Exercise 2: USING THE DYNAMIC PROGRAMMING METHOD TO
CALCULATE THE LOCAL ALIGNMENT OF TWO SHORT SEQUENCES
BY HAND
• The BLASTP algorithm performs a local alignment between a query
sequence and a matching database sequence using the dynamic
programming algorithm with the BLOSUM62 scoring matrix, a gap opening
penalty of –11, and a gap extension penalty of –1 (i.e., a gap of length 1
has a penalty of –11, one of length 2, –12, etc.).
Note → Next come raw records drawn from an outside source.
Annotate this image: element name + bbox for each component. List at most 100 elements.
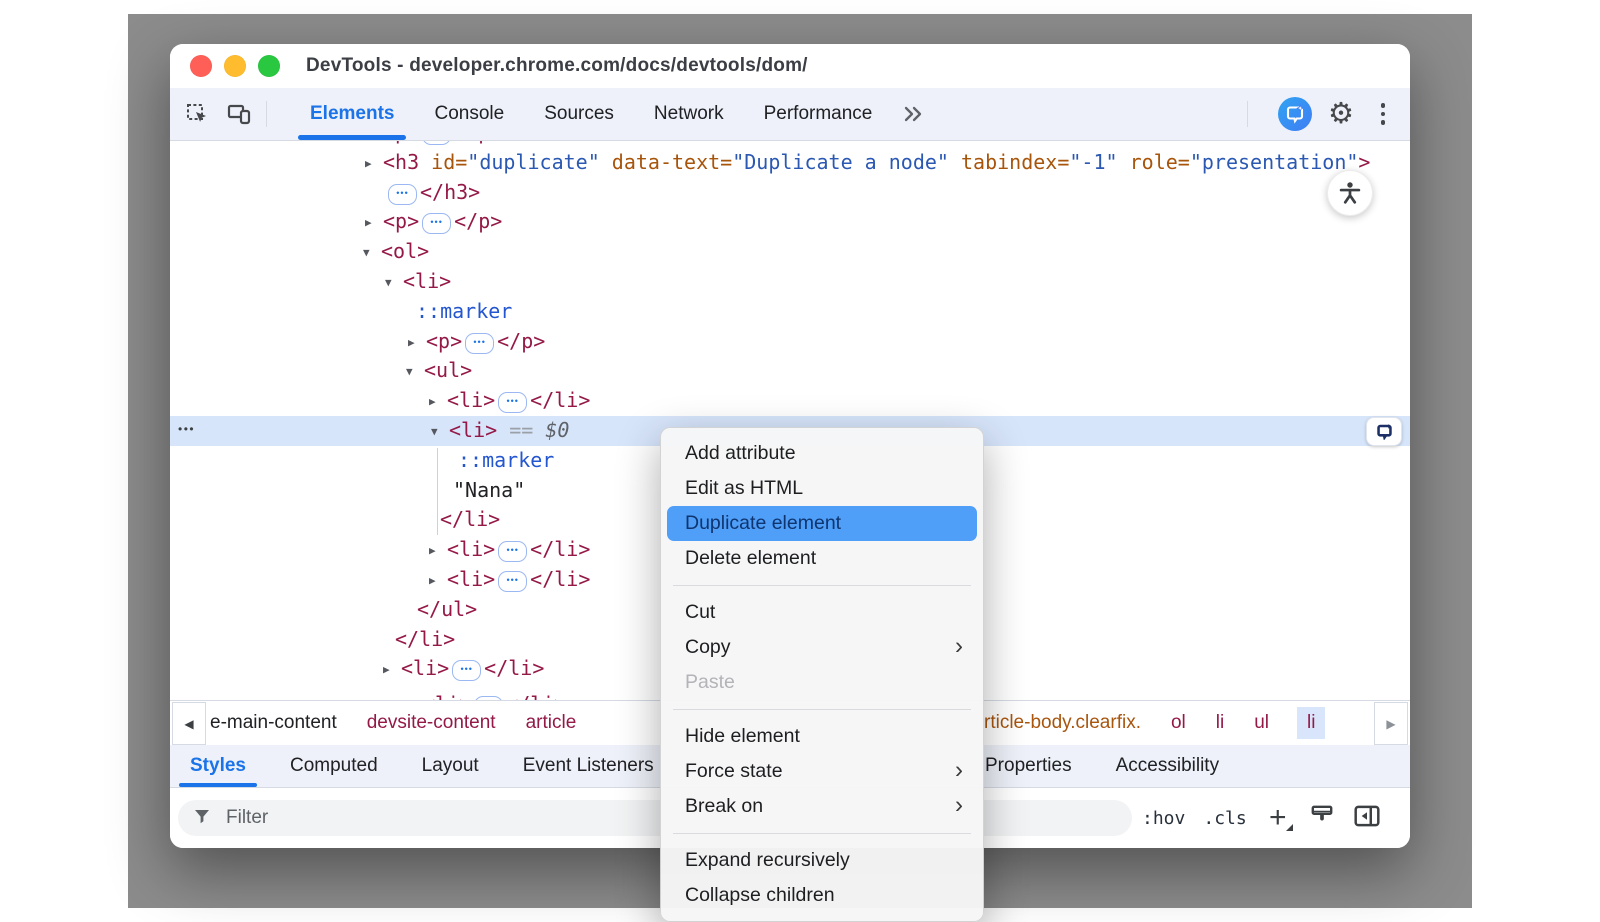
disclosure-down-icon[interactable]: ▼ [385,268,403,298]
tab-performance[interactable]: Performance [751,88,886,140]
new-style-rule-icon[interactable]: + [1265,803,1291,833]
menu-item-hide-element[interactable]: Hide element [667,719,977,754]
breadcrumb-item[interactable]: li [1297,707,1325,739]
disclosure-right-icon[interactable]: ▶ [365,208,383,238]
zoom-button[interactable] [258,55,280,77]
breadcrumb-item[interactable]: e-main-content [208,707,339,739]
breadcrumb-item[interactable]: ol [1169,707,1188,739]
sidebar-tab-accessibility[interactable]: Accessibility [1104,745,1231,787]
rendering-brush-icon[interactable] [1309,803,1335,834]
expand-inline-badge[interactable]: ••• [498,541,527,562]
dom-token-plain: "Nana" [453,478,525,502]
menu-item-cut[interactable]: Cut [667,595,977,630]
menu-item-edit-as-html[interactable]: Edit as HTML [667,471,977,506]
disclosure-down-icon[interactable]: ▼ [431,417,449,447]
menu-item-copy[interactable]: Copy› [667,630,977,665]
disclosure-right-icon[interactable]: ▶ [383,655,401,685]
menu-item-break-on[interactable]: Break on› [667,789,977,824]
sidebar-tab-properties[interactable]: Properties [973,745,1084,787]
dom-token-tag: <h3 [383,150,431,174]
toolbar-divider [1247,101,1248,127]
dom-tree-row[interactable]: ::marker [170,297,1410,327]
dom-tree-row[interactable]: ▶<li>•••</li> [170,386,1410,416]
dom-token-val: "presentation" [1190,150,1359,174]
menu-item-force-state[interactable]: Force state› [667,754,977,789]
dom-token-tag: <p> [383,141,419,144]
ai-assistant-badge[interactable] [1366,417,1402,446]
expand-inline-badge[interactable]: ••• [465,333,494,354]
tab-elements[interactable]: Elements [297,88,407,140]
tab-console[interactable]: Console [421,88,517,140]
element-classes-toggle[interactable]: .cls [1203,808,1246,829]
breadcrumb-item[interactable]: devsite-content [365,707,498,739]
menu-item-duplicate-element[interactable]: Duplicate element [667,506,977,541]
expand-inline-badge[interactable]: ••• [388,184,417,205]
disclosure-down-icon[interactable]: ▼ [363,238,381,268]
dock-side-icon[interactable] [1353,803,1381,834]
breadcrumb-back-icon[interactable]: ◀ [172,702,206,745]
ai-assistant-icon[interactable] [1278,97,1312,131]
dom-tree-row[interactable]: ▶<p>•••</p> [170,141,1410,148]
menu-item-delete-element[interactable]: Delete element [667,541,977,576]
sidebar-tab-layout[interactable]: Layout [410,745,491,787]
sidebar-tab-styles[interactable]: Styles [178,745,258,787]
menu-item-expand-recursively[interactable]: Expand recursively [667,843,977,878]
dom-token-tag: </p> [454,141,502,144]
inspect-icon[interactable] [184,101,210,127]
tab-network[interactable]: Network [641,88,737,140]
dom-tree-row[interactable]: ▶<p>•••</p> [170,327,1410,357]
breadcrumb-item[interactable]: li [1214,707,1226,739]
dom-token-tag: </h3> [420,180,480,204]
dom-token-tag: </p> [454,209,502,233]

Align the sequences
MDPW and MEDPW using the Smith–Waterman algorithm described in
the dynamic programming notes by following the global alignment
example given in the notes, but using the Smith–Waterman algorithm.
• Make a matrix for keeping track of best scores and a second matrix to
keep track of the moves that give the best scores. (Hint: The alignment of
M's, P's, and W's all give high scores, so the problem boils down to how to
align D with ED and is actually quite a trivial problem.)
• Use the BLOSUM62 matrix and BLASTP gap penalties of –11,–1. What is
the optimal alignment and score between these two sequences?
Exercise 3
• What is the odds score and log odds score of the following
alignment? Blosum (D,D)=+6, (D,E)=+2
DEDEDEDE
DDDDDDDD
• Using the approximation S ~ log2(nm) and assuming that the above
alignment was found by aligning two sequences of length 250, is
the alignment significant at the 0.05 level? (That is, could an
alignment of two random sequences of the same length achieve
such a score with a probability of 0.05?)
• If the gap penalty was very high, e.g., gap opening of 8 and gap
extension of 8, so that no gaps were produced, and the BLOSUM62
scoring matrix was used, calculate the significance of the alignment
using the equation P(S>x) ~ 1-exp(-Kmn exp(- λ x)). Use K=0.060 and
λ=0.270; note that this λ assumes that the alignment score is in
half-bits so that the alignment score must be in these units also.